Il “disimpegno” israeliano da Gaza del 2005, sotto il premier Ariel Sharon, fu una mossa palesemente unilaterale volta a prevenire le pressioni internazionali e basata sul disprezzo per i palestinesi. Questo sentimento è stato sintetizzato dall’assistente senior di Sharon, Dov Weisglas, che ha affermato che la creazione di uno Stato palestinese dovrebbe essere fuori discussione, almeno «finché i palestinesi non si trasformeranno in finlandesi». Non c’è da stupirsi che il piano non sia riuscito a fermare la spirale di violenza e abbia provocato un «disastro umanitario artificiale» a Gaza, secondo il principale gruppo israeliano per i diritti umani, B’tselem.

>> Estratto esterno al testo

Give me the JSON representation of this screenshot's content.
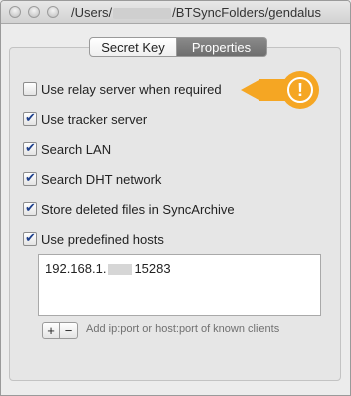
{
  "window": {
    "title_prefix": "/Users/",
    "title_suffix": "/BTSyncFolders/gendalus"
  },
  "tabs": [
    {
      "label": "Secret Key",
      "active": false
    },
    {
      "label": "Properties",
      "active": true
    }
  ],
  "options": [
    {
      "label": "Use relay server when required",
      "checked": false
    },
    {
      "label": "Use tracker server",
      "checked": true
    },
    {
      "label": "Search LAN",
      "checked": true
    },
    {
      "label": "Search DHT network",
      "checked": true
    },
    {
      "label": "Store deleted files in SyncArchive",
      "checked": true
    },
    {
      "label": "Use predefined hosts",
      "checked": true
    }
  ],
  "hosts": {
    "entry_prefix": "192.168.1.",
    "entry_suffix": "15283"
  },
  "controls": {
    "add_label": "+",
    "remove_label": "−",
    "hint": "Add ip:port or host:port of known clients"
  },
  "colors": {
    "accent_warning": "#f5a623",
    "checkmark": "#1d3f8c",
    "active_tab": "#7b7b7b"
  },
  "icons": {
    "warning": "exclamation-circle"
  }
}
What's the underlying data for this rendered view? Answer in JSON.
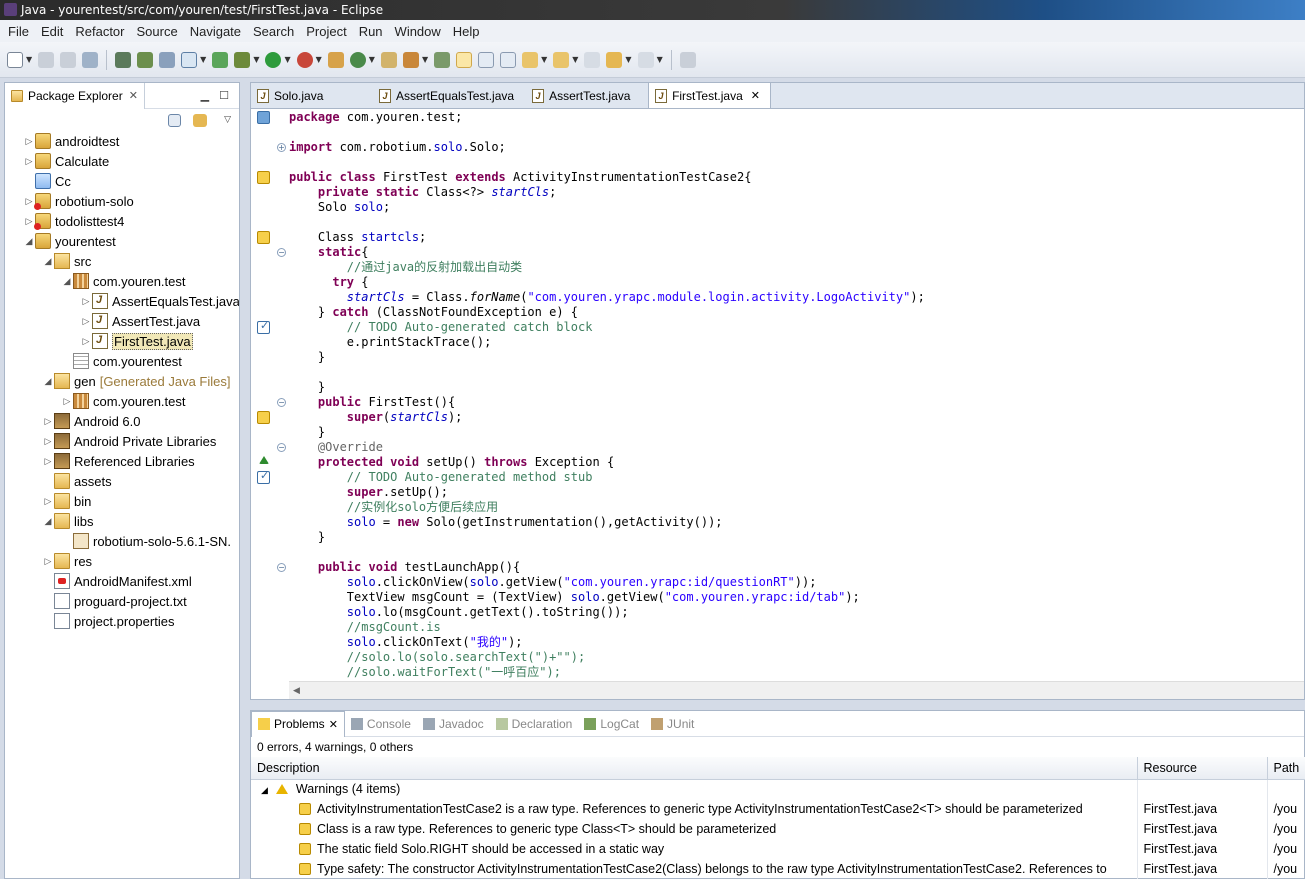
{
  "window": {
    "title": "Java - yourentest/src/com/youren/test/FirstTest.java - Eclipse"
  },
  "menu": [
    "File",
    "Edit",
    "Refactor",
    "Source",
    "Navigate",
    "Search",
    "Project",
    "Run",
    "Window",
    "Help"
  ],
  "package_explorer": {
    "tab_label": "Package Explorer",
    "items": [
      {
        "label": "androidtest",
        "suffix": "",
        "indent": 0,
        "arrow": "right",
        "icon": "project-icon"
      },
      {
        "label": "Calculate",
        "suffix": "",
        "indent": 0,
        "arrow": "right",
        "icon": "project-icon"
      },
      {
        "label": "Cc",
        "suffix": "",
        "indent": 0,
        "arrow": "",
        "icon": "folder-project-icon"
      },
      {
        "label": "robotium-solo",
        "suffix": "",
        "indent": 0,
        "arrow": "right",
        "icon": "project-error-icon"
      },
      {
        "label": "todolisttest4",
        "suffix": "",
        "indent": 0,
        "arrow": "right",
        "icon": "project-error-icon"
      },
      {
        "label": "yourentest",
        "suffix": "",
        "indent": 0,
        "arrow": "down",
        "icon": "project-icon"
      },
      {
        "label": "src",
        "suffix": "",
        "indent": 1,
        "arrow": "down",
        "icon": "source-folder-icon"
      },
      {
        "label": "com.youren.test",
        "suffix": "",
        "indent": 2,
        "arrow": "down",
        "icon": "package-icon"
      },
      {
        "label": "AssertEqualsTest.java",
        "suffix": "",
        "indent": 3,
        "arrow": "right",
        "icon": "java-file-icon"
      },
      {
        "label": "AssertTest.java",
        "suffix": "",
        "indent": 3,
        "arrow": "right",
        "icon": "java-file-icon"
      },
      {
        "label": "FirstTest.java",
        "suffix": "",
        "indent": 3,
        "arrow": "right",
        "icon": "java-file-icon",
        "selected": true
      },
      {
        "label": "com.yourentest",
        "suffix": "",
        "indent": 2,
        "arrow": "",
        "icon": "empty-package-icon"
      },
      {
        "label": "gen",
        "suffix": "[Generated Java Files]",
        "indent": 1,
        "arrow": "down",
        "icon": "source-folder-icon"
      },
      {
        "label": "com.youren.test",
        "suffix": "",
        "indent": 2,
        "arrow": "right",
        "icon": "package-icon"
      },
      {
        "label": "Android 6.0",
        "suffix": "",
        "indent": 1,
        "arrow": "right",
        "icon": "library-icon"
      },
      {
        "label": "Android Private Libraries",
        "suffix": "",
        "indent": 1,
        "arrow": "right",
        "icon": "library-icon"
      },
      {
        "label": "Referenced Libraries",
        "suffix": "",
        "indent": 1,
        "arrow": "right",
        "icon": "library-icon"
      },
      {
        "label": "assets",
        "suffix": "",
        "indent": 1,
        "arrow": "",
        "icon": "folder-icon"
      },
      {
        "label": "bin",
        "suffix": "",
        "indent": 1,
        "arrow": "right",
        "icon": "folder-icon"
      },
      {
        "label": "libs",
        "suffix": "",
        "indent": 1,
        "arrow": "down",
        "icon": "folder-icon"
      },
      {
        "label": "robotium-solo-5.6.1-SN.",
        "suffix": "",
        "indent": 2,
        "arrow": "",
        "icon": "jar-icon"
      },
      {
        "label": "res",
        "suffix": "",
        "indent": 1,
        "arrow": "right",
        "icon": "folder-icon"
      },
      {
        "label": "AndroidManifest.xml",
        "suffix": "",
        "indent": 1,
        "arrow": "",
        "icon": "xml-file-icon"
      },
      {
        "label": "proguard-project.txt",
        "suffix": "",
        "indent": 1,
        "arrow": "",
        "icon": "text-file-icon"
      },
      {
        "label": "project.properties",
        "suffix": "",
        "indent": 1,
        "arrow": "",
        "icon": "text-file-icon"
      }
    ]
  },
  "editor": {
    "tabs": [
      {
        "label": "Solo.java",
        "active": false
      },
      {
        "label": "AssertEqualsTest.java",
        "active": false
      },
      {
        "label": "AssertTest.java",
        "active": false
      },
      {
        "label": "FirstTest.java",
        "active": true
      }
    ],
    "lines": [
      "package com.youren.test;",
      "",
      "import com.robotium.solo.Solo;",
      "",
      "public class FirstTest extends ActivityInstrumentationTestCase2{",
      "    private static Class<?> startCls;",
      "    Solo solo;",
      "",
      "    Class startcls;",
      "    static{",
      "        //通过java的反射加载出自动类",
      "      try {",
      "        startCls = Class.forName(\"com.youren.yrapc.module.login.activity.LogoActivity\");",
      "    } catch (ClassNotFoundException e) {",
      "        // TODO Auto-generated catch block",
      "        e.printStackTrace();",
      "    }",
      "",
      "    }",
      "    public FirstTest(){",
      "        super(startCls);",
      "    }",
      "    @Override",
      "    protected void setUp() throws Exception {",
      "        // TODO Auto-generated method stub",
      "        super.setUp();",
      "        //实例化solo方便后续应用",
      "        solo = new Solo(getInstrumentation(),getActivity());",
      "    }",
      "",
      "    public void testLaunchApp(){",
      "        solo.clickOnView(solo.getView(\"com.youren.yrapc:id/questionRT\"));",
      "        TextView msgCount = (TextView) solo.getView(\"com.youren.yrapc:id/tab\");",
      "        solo.lo(msgCount.getText().toString());",
      "        //msgCount.is",
      "        solo.clickOnText(\"我的\");",
      "        //solo.lo(solo.searchText(\")+\"\");",
      "        //solo.waitForText(\"一呼百应\");"
    ]
  },
  "problems": {
    "tabs": [
      {
        "label": "Problems",
        "active": true
      },
      {
        "label": "Console",
        "active": false
      },
      {
        "label": "Javadoc",
        "active": false
      },
      {
        "label": "Declaration",
        "active": false
      },
      {
        "label": "LogCat",
        "active": false
      },
      {
        "label": "JUnit",
        "active": false
      }
    ],
    "summary": "0 errors, 4 warnings, 0 others",
    "columns": [
      "Description",
      "Resource",
      "Path"
    ],
    "group_label": "Warnings (4 items)",
    "rows": [
      {
        "description": "ActivityInstrumentationTestCase2 is a raw type. References to generic type ActivityInstrumentationTestCase2<T> should be parameterized",
        "resource": "FirstTest.java",
        "path": "/you"
      },
      {
        "description": "Class is a raw type. References to generic type Class<T> should be parameterized",
        "resource": "FirstTest.java",
        "path": "/you"
      },
      {
        "description": "The static field Solo.RIGHT should be accessed in a static way",
        "resource": "FirstTest.java",
        "path": "/you"
      },
      {
        "description": "Type safety: The constructor ActivityInstrumentationTestCase2(Class) belongs to the raw type ActivityInstrumentationTestCase2. References to",
        "resource": "FirstTest.java",
        "path": "/you"
      }
    ]
  }
}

Negli ultimi anni, il premier israeliano Benjamin Netanyahu, insieme agli alleati di destra di tutto il mondo, ha cercato di cancellare la questione israelo-palestinese dall’agenda globale. La realtà, tuttavia, si impone e la crisi non può essere ignorata. Il discorso pubblico riconosce sempre più la realtà dello Stato unico in Israele-Palestina e vi applica il paradigma dell’apartheid. Amnesty International, Human Rights Watch e B’tselem lo hanno fatto, concludendo che «un regime di supremazia ebraica dal fiume Giordano al Mar Mediterraneo è apartheid». L’apartheid è riconosciuta come un crimine contro l’umanità e la Corte penale internazionale (Cpi) è sottoposta a crescenti (e giustificate) pressioni affinché intervenga e ritenga gli autori del crimine responsabili delle gravi violazioni dei diritti umani e del diritto internazionale.

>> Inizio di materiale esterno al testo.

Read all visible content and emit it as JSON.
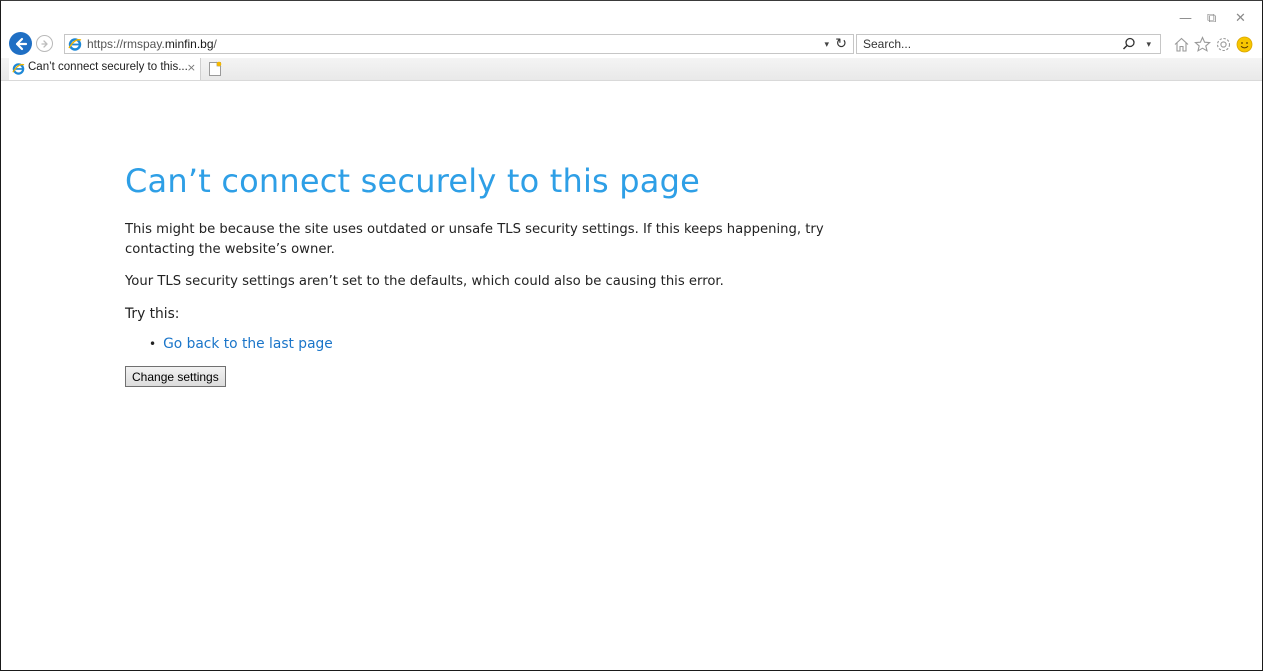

Il cambiamento del discorso dà forza a coloro che cercano una soluzione giusta e sostenibile in Israele-Palestina. Invece di concentrarsi solo su Gaza e Cisgiordania, come nel processo di Oslo, la nostra Fondazione per uno Stato unico sostiene un quadro globale che garantirebbe a tutti coloro che risiedono tra il fiume e il mare uguali diritti in una terra condivisa.

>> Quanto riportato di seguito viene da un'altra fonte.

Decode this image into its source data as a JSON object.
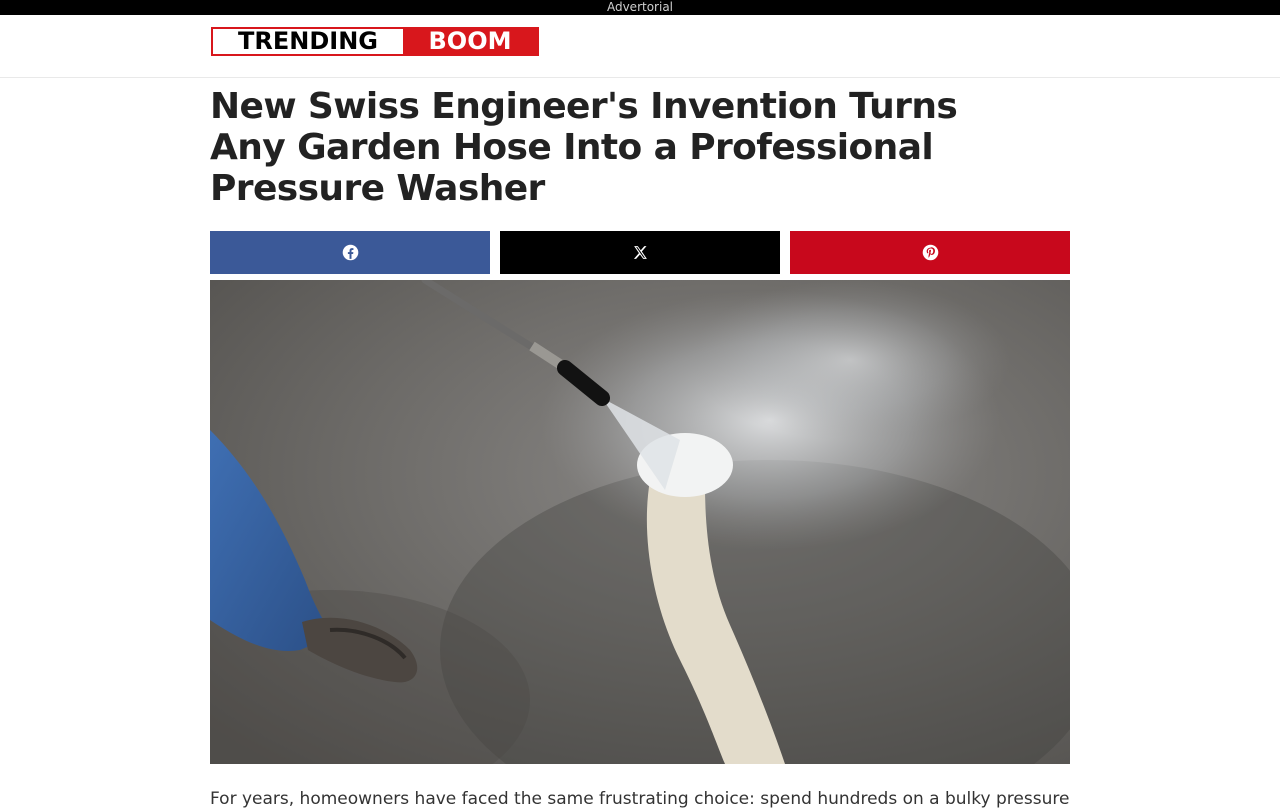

Nel corso degli anni sono stati pubblicati numerosi piani dettagliati per una soluzione democratica a uno Stato. Invece di proporne uno nuovo, crediamo che ci sia spazio per legittimare l’idea generale alla base e incoraggiare tutte le campagne in tal senso, senza scegliere un piano specifico.

Secondo dati recenti, un quarto degli israeliani e il 35% dei palestinesi sono favorevoli alla soluzione dello Stato unico. Si tratta di un dato notevole e piuttosto incoraggiante, se si considera che nessuno dei principali partiti politici israeliani o palestinesi, compresa la maggior parte dei partiti che rappresentano i cittadini palestinesi di Israele, ha appoggiato questa soluzione. Inoltre, una storia di colloqui segreti tra i leader dei coloni israeliani e i palestinesi alla fine degli anni Novanta dimostra che anche i potenti integralisti possono cercare il dialogo quando percepiscono che la traiettoria politica non è più favorevole alla loro causa.

La spirale di violenza, soprattutto in Cisgiordania, riempie il vuoto lasciato da coloro che gettano la spugna. Dobbiamo agire per piegare l’arco della storia verso l’uguaglianza costituzionale per tutti. Siamo fermamente convinti che una tale trasformazione sarà utile a tutte le comunità. Abbiamo tutti molto da guadagnare nel porre fine all’attuale realtà di occupazione, oppressione, apartheid e lutto.